LAWS(CE)-2014-11-56

BHARTI AIRTEL LTD. Vs. COMMISSIONER OF SERVICE TAX

Decided On November 20, 2014
BHARTI AIRTEL LTD. Appellant
V/S
COMMISSIONER OF SERVICE TAX Respondents

JUDGEMENT

(1.) THIS stay application along with appeal has been filed against order -in -original No. 19/SA/CCE/ST/2013, dated 25 -4 -2013 in terms of which Cenvat credit amounting to Rs. 142,72,26,906/ - was ordered to be recovered along with interest and penalty under Sections 77 and 78 of Finance Act, 1994 (read with Rule 15(4) of Cenvat Credit Rules, 2002). The issue involved in this case is admissibility of Cenvat credit on inputs and capital goods and input services used in the erection of transmission towers and shelters spread all over the country far from the office premises of the appellants. The adjudicating authority held the impugned Cenvat credit to be inadmissible and also held the appellants guilty of wilful misstatement/suppression of facts. The appellants have contended that the period involved in this case is September 2004 to January 2008 and the show cause notice was issued on 22 -4 -2010. They have been submitting their periodical returns regularly giving all the required details therein. In the said returns, the impugned credit was duly reflected. They asserted that there has been no wilful misstatement or suppression of facts on their part and there were judgments of CESTAT which allowed such credit. It is only after CESTAT judgment in Vandana Global v. C.C.E. - 2010 -TIOL -624 -CESTAT -DEL (LB) - : 2010 (253) E.L.T. 440 (Tri. - LB.) that the position acquired a degree of clarity. They argued that the entire demand is barred by time.

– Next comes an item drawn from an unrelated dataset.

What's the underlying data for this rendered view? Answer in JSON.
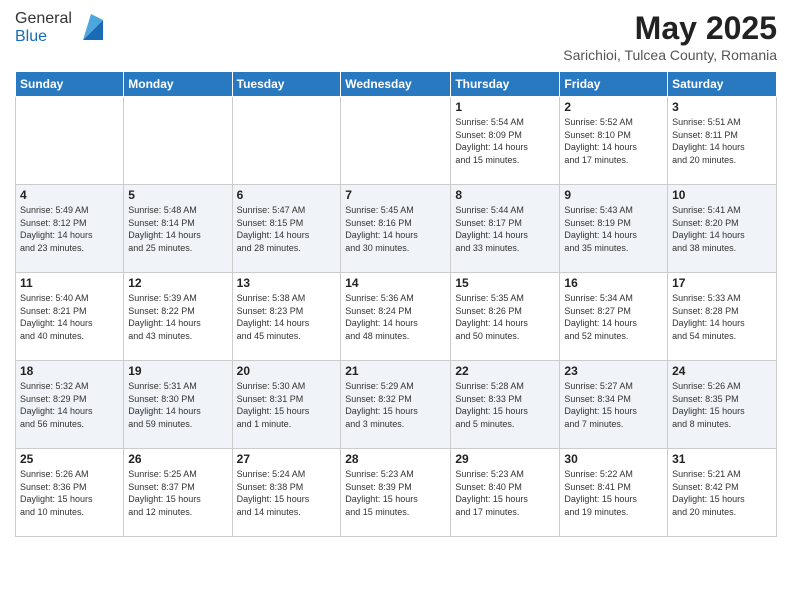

(2.) THE ld. AR strenuously argued that they deliberately took the impugned Cenvat credit knowing fully well that the same was not admissible. She said that they had taken centralised registration as late as in 2000 and therefore the period for limitation should be counted therefrom. She also said that they were asked for the break up the Cenvat credit details and on 19 -4 -2010 they answered that they will not be able to provide the same and that this showed wilful suppression on their part. The ld. Advocate at this point stated that the Revenue sought the break up of figures on 16 -4 -2010 and on 19 -4 -2010 they said they will take some time to prepare the same and the show cause notice was issued on 22 -4 -2010. We have considered the submissions of both sides. The appellants are not contesting the issue on merit but have made a strong plea that there has been no suppression or wilful misstatement on their part. We find that in the show cause notice only the following sentences in paras 12 and 13 elaborate/deal with this allegation:

(3.) INDEPENDENTLY also, it is seen that there is no mention in the show cause notice that the party did not tell/declare to the department what was legally required to be told/declared. Similarly there is also no mention in the show cause notice or in the impugned order as to what did they misdeclare to the department. On the other hand, the appellants have claimed that they had been submitting periodical returns clearly showing therein the impugned credits. They were even regularly audited by the department. The contention of the ld. AR that they took centralised registration with effect from 1 -10 -2009 and therefore, the period of limitation should be counted therefrom is devoid of any basis because it is not the Revenue's case that prior to centralised registration they were not registered at various places and were not complying with the requirements of filing periodical returns relating to, and disclosing the availment of, the impugned credit.